Trump administration to terminate Obama’s climate plan
The head of the Environmental Protection Agency said Monday that he will sign a new rule overriding the Clean Power Plan, an Obama-era effort to limit carbon emissions from coal-fired power plants.”The war on coal is over,” EPA Administrator Scott Pruitt declared in the coal mining state of Kentucky. For Pruitt, getting rid of the Clean Power Plan will mark the culmination of a long fight he began as the elected attorney general of Oklahoma. Pruitt was among about two-dozen attorney generals who sued to stop President Barack Obama’s push to limit carbon emissions. Closely tied to the oil and gas industry in his home state, Pruitt rejects the consensus of scientists that man-man emissions from burning fossil fuels are the primary driver of global climate change.
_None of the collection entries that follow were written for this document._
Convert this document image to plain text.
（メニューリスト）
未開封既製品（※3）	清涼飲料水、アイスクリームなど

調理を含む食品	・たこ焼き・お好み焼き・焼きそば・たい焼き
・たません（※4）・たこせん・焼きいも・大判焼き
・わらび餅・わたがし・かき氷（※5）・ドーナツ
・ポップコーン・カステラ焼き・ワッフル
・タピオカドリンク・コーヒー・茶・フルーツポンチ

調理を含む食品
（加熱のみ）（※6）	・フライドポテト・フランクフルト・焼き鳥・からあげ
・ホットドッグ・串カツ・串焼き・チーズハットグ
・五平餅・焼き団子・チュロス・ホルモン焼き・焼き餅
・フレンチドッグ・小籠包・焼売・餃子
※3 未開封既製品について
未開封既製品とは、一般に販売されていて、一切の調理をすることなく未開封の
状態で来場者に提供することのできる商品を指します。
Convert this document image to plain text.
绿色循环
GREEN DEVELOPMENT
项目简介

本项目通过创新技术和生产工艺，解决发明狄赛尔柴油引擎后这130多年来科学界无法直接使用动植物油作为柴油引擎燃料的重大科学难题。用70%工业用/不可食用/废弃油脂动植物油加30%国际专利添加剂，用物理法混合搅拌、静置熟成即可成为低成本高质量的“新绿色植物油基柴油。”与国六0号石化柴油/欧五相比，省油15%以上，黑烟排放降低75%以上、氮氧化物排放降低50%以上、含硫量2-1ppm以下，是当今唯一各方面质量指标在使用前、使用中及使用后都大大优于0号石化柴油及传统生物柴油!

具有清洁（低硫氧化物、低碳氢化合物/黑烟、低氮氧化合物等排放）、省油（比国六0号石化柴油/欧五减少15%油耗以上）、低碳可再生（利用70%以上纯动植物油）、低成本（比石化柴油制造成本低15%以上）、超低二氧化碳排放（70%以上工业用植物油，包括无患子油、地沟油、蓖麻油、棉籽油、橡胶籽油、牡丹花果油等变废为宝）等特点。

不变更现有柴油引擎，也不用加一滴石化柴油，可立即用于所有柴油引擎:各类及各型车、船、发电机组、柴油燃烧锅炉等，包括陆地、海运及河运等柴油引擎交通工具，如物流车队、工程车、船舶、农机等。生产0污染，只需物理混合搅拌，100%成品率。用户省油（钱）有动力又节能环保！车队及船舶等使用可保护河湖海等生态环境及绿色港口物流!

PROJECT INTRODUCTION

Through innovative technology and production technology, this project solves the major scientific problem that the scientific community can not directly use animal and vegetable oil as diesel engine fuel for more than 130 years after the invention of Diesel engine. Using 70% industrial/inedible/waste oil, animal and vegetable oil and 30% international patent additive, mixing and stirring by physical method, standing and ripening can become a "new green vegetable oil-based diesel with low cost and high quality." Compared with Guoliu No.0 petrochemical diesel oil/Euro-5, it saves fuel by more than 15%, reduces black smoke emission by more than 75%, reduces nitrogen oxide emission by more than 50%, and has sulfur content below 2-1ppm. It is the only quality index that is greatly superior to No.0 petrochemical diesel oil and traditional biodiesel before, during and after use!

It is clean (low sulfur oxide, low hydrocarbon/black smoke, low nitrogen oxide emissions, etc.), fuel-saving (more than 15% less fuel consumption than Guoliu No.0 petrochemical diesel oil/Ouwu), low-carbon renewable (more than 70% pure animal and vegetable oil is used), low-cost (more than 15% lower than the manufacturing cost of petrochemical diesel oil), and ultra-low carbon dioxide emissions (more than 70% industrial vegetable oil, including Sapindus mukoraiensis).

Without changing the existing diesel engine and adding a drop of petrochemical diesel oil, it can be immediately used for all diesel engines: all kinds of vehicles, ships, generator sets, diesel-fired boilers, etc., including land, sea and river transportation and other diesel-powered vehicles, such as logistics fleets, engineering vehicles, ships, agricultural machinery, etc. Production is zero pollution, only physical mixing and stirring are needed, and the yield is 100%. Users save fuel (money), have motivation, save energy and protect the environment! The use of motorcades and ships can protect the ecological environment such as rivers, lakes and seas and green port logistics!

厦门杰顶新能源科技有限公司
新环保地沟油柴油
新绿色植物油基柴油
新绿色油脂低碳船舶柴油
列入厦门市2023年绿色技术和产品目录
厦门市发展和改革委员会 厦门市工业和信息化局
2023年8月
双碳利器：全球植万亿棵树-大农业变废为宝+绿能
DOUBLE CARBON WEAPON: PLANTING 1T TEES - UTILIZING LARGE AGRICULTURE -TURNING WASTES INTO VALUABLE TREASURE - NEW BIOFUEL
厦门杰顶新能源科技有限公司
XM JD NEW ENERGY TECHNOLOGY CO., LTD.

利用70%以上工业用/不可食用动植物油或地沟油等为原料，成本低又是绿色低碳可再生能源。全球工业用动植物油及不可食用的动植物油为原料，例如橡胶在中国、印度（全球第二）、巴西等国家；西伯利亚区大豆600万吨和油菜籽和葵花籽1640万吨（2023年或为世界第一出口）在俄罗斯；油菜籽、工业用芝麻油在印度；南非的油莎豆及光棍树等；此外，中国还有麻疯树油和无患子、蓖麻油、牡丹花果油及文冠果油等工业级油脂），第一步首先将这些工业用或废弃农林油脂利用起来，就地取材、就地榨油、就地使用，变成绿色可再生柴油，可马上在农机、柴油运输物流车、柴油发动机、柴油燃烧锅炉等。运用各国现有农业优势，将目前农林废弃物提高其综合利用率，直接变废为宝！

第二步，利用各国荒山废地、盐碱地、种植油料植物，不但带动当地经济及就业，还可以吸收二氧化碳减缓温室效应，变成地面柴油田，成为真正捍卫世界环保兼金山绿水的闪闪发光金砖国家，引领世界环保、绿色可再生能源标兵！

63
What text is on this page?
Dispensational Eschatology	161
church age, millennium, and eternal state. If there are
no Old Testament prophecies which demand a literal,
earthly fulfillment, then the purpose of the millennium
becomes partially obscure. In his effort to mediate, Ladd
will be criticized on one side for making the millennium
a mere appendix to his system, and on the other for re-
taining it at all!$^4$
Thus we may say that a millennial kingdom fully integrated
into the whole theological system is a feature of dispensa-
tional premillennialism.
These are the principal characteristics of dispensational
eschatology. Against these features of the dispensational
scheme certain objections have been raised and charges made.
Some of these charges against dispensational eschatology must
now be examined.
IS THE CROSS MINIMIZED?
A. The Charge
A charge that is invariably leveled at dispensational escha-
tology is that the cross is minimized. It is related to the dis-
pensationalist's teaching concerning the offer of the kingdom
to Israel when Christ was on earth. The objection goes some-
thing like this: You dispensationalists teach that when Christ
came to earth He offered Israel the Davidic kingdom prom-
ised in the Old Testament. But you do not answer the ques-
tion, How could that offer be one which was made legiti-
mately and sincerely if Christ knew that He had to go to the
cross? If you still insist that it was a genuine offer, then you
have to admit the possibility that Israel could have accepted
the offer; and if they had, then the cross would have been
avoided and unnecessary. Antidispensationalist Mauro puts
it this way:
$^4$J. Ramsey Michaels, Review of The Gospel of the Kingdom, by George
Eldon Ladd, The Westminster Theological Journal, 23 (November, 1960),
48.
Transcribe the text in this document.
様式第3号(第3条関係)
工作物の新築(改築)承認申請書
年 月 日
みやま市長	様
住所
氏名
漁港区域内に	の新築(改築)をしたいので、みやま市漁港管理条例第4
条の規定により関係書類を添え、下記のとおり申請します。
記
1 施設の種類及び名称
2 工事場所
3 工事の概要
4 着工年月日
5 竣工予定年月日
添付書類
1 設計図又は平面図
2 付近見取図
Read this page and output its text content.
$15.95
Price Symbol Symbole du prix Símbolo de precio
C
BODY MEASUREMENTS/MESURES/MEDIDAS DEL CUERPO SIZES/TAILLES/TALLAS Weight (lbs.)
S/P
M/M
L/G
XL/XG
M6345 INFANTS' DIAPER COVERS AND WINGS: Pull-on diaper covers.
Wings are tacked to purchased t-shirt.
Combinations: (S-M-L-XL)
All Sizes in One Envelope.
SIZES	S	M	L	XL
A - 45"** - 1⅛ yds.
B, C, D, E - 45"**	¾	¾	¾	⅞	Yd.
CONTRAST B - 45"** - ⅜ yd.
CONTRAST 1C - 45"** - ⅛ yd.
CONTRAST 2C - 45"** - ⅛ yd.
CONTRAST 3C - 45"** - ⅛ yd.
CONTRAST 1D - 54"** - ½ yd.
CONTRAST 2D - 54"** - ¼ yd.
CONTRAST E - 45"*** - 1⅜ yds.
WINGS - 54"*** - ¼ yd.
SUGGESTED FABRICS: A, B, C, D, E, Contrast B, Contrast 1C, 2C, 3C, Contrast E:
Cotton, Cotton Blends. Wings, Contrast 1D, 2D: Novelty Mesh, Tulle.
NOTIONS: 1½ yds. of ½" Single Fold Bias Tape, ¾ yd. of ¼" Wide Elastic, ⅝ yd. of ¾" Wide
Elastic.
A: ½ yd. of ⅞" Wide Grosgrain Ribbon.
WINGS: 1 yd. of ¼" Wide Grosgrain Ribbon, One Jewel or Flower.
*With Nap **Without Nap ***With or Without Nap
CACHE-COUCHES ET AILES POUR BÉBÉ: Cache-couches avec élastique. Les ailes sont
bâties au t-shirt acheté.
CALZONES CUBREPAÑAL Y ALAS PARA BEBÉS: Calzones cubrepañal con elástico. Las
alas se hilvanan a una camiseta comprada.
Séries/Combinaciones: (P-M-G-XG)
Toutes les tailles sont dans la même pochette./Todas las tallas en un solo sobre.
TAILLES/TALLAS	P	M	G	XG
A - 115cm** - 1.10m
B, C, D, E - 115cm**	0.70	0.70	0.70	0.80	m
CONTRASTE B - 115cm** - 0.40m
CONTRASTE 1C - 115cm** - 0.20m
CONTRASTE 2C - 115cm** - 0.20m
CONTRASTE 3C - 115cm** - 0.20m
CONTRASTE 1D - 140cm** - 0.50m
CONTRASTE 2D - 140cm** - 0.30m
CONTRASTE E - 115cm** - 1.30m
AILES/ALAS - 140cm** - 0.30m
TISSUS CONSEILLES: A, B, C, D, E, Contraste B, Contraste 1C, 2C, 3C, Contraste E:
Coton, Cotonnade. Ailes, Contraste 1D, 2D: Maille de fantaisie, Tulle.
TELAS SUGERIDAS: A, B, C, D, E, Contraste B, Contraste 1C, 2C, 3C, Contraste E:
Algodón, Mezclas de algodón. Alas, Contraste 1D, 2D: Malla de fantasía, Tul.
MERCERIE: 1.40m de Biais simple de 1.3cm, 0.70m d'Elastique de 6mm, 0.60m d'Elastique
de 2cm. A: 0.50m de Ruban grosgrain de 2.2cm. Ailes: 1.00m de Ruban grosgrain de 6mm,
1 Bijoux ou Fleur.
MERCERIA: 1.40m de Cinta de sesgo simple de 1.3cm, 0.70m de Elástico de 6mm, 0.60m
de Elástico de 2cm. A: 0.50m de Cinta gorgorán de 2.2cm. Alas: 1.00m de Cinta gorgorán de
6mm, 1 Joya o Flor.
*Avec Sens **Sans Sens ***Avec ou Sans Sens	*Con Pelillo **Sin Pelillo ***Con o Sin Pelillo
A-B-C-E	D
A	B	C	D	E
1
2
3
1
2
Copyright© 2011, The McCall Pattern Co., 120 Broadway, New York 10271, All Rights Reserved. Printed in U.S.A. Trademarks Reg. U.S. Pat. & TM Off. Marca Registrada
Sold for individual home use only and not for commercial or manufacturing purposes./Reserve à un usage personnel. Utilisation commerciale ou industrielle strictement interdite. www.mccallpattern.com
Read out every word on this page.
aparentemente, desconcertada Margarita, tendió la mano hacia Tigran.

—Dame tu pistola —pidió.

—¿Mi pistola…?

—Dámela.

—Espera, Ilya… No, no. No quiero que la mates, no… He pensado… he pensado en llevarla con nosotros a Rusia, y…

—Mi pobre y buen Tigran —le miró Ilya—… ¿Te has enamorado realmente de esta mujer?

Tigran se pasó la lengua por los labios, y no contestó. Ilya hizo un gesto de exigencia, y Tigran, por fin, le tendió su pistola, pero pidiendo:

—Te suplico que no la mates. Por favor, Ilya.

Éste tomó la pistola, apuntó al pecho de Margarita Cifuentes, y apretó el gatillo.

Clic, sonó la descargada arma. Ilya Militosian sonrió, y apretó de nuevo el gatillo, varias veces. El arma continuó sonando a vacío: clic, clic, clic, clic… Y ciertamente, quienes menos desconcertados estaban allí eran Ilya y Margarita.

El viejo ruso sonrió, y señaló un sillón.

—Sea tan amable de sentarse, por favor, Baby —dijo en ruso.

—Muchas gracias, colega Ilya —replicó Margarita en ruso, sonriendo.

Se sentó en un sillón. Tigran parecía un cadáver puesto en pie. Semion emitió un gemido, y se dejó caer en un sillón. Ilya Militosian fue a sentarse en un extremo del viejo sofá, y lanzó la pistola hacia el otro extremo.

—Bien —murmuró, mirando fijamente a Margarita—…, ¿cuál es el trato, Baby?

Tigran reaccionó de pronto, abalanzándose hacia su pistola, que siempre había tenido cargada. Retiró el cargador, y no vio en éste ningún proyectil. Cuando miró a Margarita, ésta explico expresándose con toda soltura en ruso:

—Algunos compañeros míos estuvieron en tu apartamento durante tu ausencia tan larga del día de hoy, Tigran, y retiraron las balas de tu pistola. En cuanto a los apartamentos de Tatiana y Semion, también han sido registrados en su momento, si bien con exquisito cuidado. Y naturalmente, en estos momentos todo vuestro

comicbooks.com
President Donald Trump, who appointed Pruitt and shares his skepticism of established climate science, promised to kill the Clean Power Plan during the 2016 campaign as part of his broader pledge to revive the nation’s struggling coal mines.
In his order Tuesday, Pruitt is expected to declare that the Obama-era rule exceeded federal law by setting emissions standards that power plants could not reasonably meet. Appearing at an event with Senate Majority Leader Mitch McConnell, Pruitt said, “The EPA and no federal agency should ever use its authority to say to you we are going to declare war on any sector of our economy.”
Obama’s plan was designed to cut US carbon dioxide emissions to 32% below 2005 levels by 2030. The rule dictated specific emission targets for states based on power-plant emissions and gave officials broad latitude to decide how to achieve reductions. The Supreme Court put the plan on hold last year following legal challenges by industry and coal-friendly states. Even so, the plan helped drive a recent wave of retirements of coal-fired plants, which also are being squeezed by lower costs for natural gas and renewable power, as well as state mandates promoting energy conservation. The withdrawal of the Clean Power Plan is the latest in a series of moves by Trump and Pruitt to dismantle Obama’s legacy on fighting climate change, including the delay or roll back of rules limiting levels of toxic pollution in smokestack emissions and wastewater discharges from coal-burning power plants. The president announced earlier this year that he will pull the United States out of the landmark Paris climate agreement.